Gerade die Weinanbaugebiete in Württemberg, Baden-Baden, Freiburg und entlang des Nordufers des Bodensees erzeugen die herrlichsten Rotweine. Denkt man noch an das Schwäbische Meer, ob seiner Einmaligkeit und Schönheit so bezeichnet, an dem man an heißen Sommertagen selbst auf  einen Urlaub auf den Inseln Miaui oder gar Waikiki (Hawaii) verzichten möchten, so schön ist es dort und natürlich auf der Insel Mainau, die selbst die Disneyland Manager vor Neid wegen ihrer Einmaligkeit und Schönheit erblassen lässt, dann lernt man schnell, dass von Württemberg bis entlang des Bodensees einfach herrliche Rotweine gekeltert werden.
Verblüffend ist jedoch für Weißweine die banale Feststellung, wenn alle von Rotweinen schwärmen, dass es ca. 50 % mehr Rebsorten  als Rebsorten roter  Trauben gibt. Nach Johnson, dem berühmten Weinkenner, sollen es ca. 60 grüne und nur 40 rote Rebsorten sein.
Natürlich hat jedes Land seine bestimmten Präferenzen, was Deutschlands Weißweine die große Rebe ist, der Riesling und die  Müller-Thurgau  als Kreuzung aus Riesling und Sylvaner, sind Frankreichs weiße Chardonnay, Clairette, Sauvignon blanc, Chenin blanc und Muskat und seinen zahlreichen Varianten.

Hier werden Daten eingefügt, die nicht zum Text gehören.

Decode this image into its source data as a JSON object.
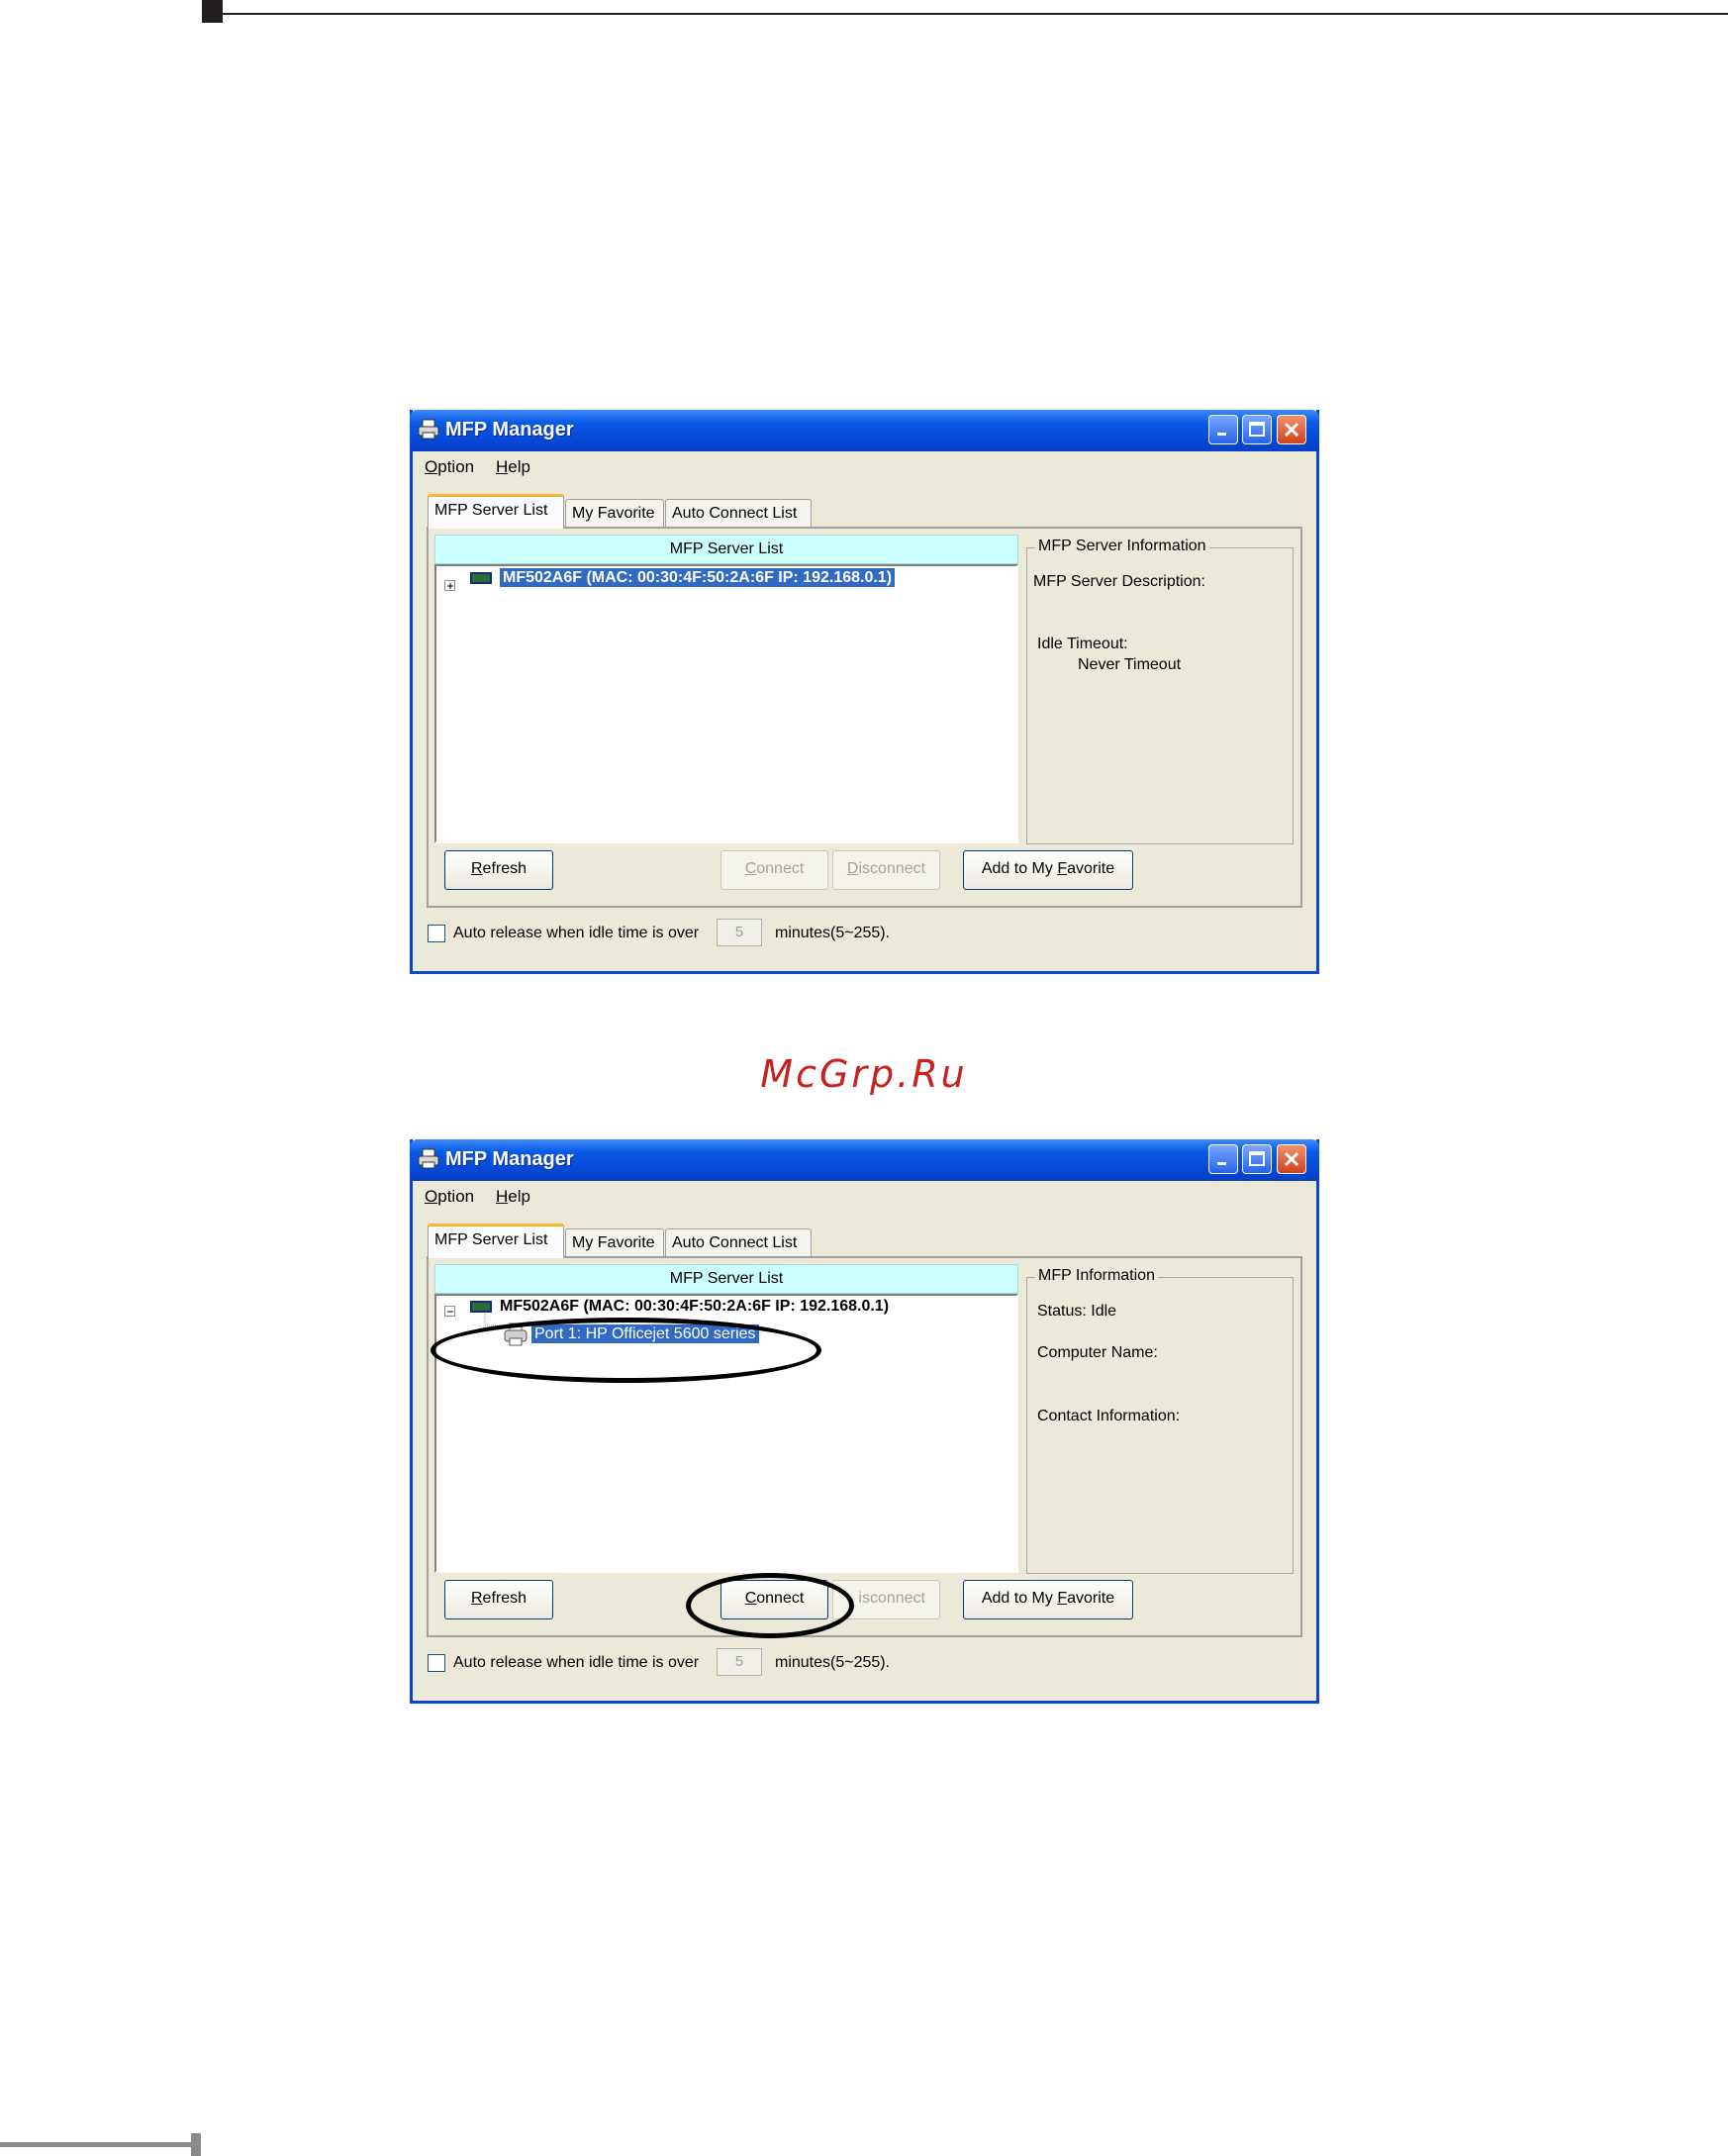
{
  "watermark": "McGrp.Ru",
  "windows": [
    {
      "title": "MFP Manager",
      "menu": [
        {
          "u": "O",
          "rest": "ption"
        },
        {
          "u": "H",
          "rest": "elp"
        }
      ],
      "tabs": [
        "MFP Server List",
        "My Favorite",
        "Auto Connect List"
      ],
      "list_header": "MFP Server List",
      "server_item": "MF502A6F (MAC: 00:30:4F:50:2A:6F   IP: 192.168.0.1)",
      "info_title": "MFP Server Information",
      "info_lines": [
        "MFP Server Description:",
        "Idle Timeout:",
        "Never Timeout"
      ],
      "buttons": {
        "refresh_u": "R",
        "refresh_rest": "efresh",
        "connect_u": "C",
        "connect_rest": "onnect",
        "disconnect_u": "D",
        "disconnect_rest": "isconnect",
        "fav_pre": "Add to My ",
        "fav_u": "F",
        "fav_rest": "avorite"
      },
      "auto_release_label": "Auto release when idle time is over",
      "minutes_value": "5",
      "minutes_label": "minutes(5~255)."
    },
    {
      "title": "MFP Manager",
      "menu": [
        {
          "u": "O",
          "rest": "ption"
        },
        {
          "u": "H",
          "rest": "elp"
        }
      ],
      "tabs": [
        "MFP Server List",
        "My Favorite",
        "Auto Connect List"
      ],
      "list_header": "MFP Server List",
      "server_item": "MF502A6F (MAC: 00:30:4F:50:2A:6F   IP: 192.168.0.1)",
      "port_item": "Port 1: HP Officejet 5600 series",
      "info_title": "MFP Information",
      "info_lines": [
        "Status: Idle",
        "Computer Name:",
        "Contact Information:"
      ],
      "buttons": {
        "refresh_u": "R",
        "refresh_rest": "efresh",
        "connect_u": "C",
        "connect_rest": "onnect",
        "disconnect_visible": "isconnect",
        "fav_pre": "Add to My ",
        "fav_u": "F",
        "fav_rest": "avorite"
      },
      "auto_release_label": "Auto release when idle time is over",
      "minutes_value": "5",
      "minutes_label": "minutes(5~255)."
    }
  ]
}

Von den Rotweinen ganz zu schweigen, die Frankreichs Ruf in der Welt begründen.
Selbst die Italiener haben sich  heute besonnen und kredenzen mehr und mehr auch gute Weißweine, sogar Südtiroler und Trentiner, obwohl deren  Schwerpunkte  natürlich bei den Rotweinen liegen.
Endlich erfolgte in Italien auch die Abkehr der gesichtslosen Industrieweine. Auch hier müsste wohl Italien den schweren Weg der Mengenreduzierungen gehen, ebenso wie Spanien und Portugal auch.
Italien nennt selbst mehr als 32.000 Provenienzen.
Die ehemalige Sowjetunion weist das viertgrößte Weinanbaugebiet der Welt auf. Auch von dort ist außer des ehemals sowjetischen Champanski (Trimlanskoje Champanski) noch viel zu erwarten.
In England bei Sotheby’s Versteigerung von 1990 von Dessertweinen aus dem Weinkeller des ehemaligen russischen Zaren  Nikolaus, dem Weinkeller  von Massandra ) erzielten diese russischen Weine wegen  ihrer Qualität Spitzenpreise. So genossen bereits die Weine russischer Provenienz aus den bekannten Weinanbaugebieten, der  Krim, Georgiens, dem Tal des Don in der Nähe der Schwarzmeerküste,  schon vor mehr als 100 Jahren bei den ausländischen Staatsgästen des Zarenhofes einen legendären Ruf.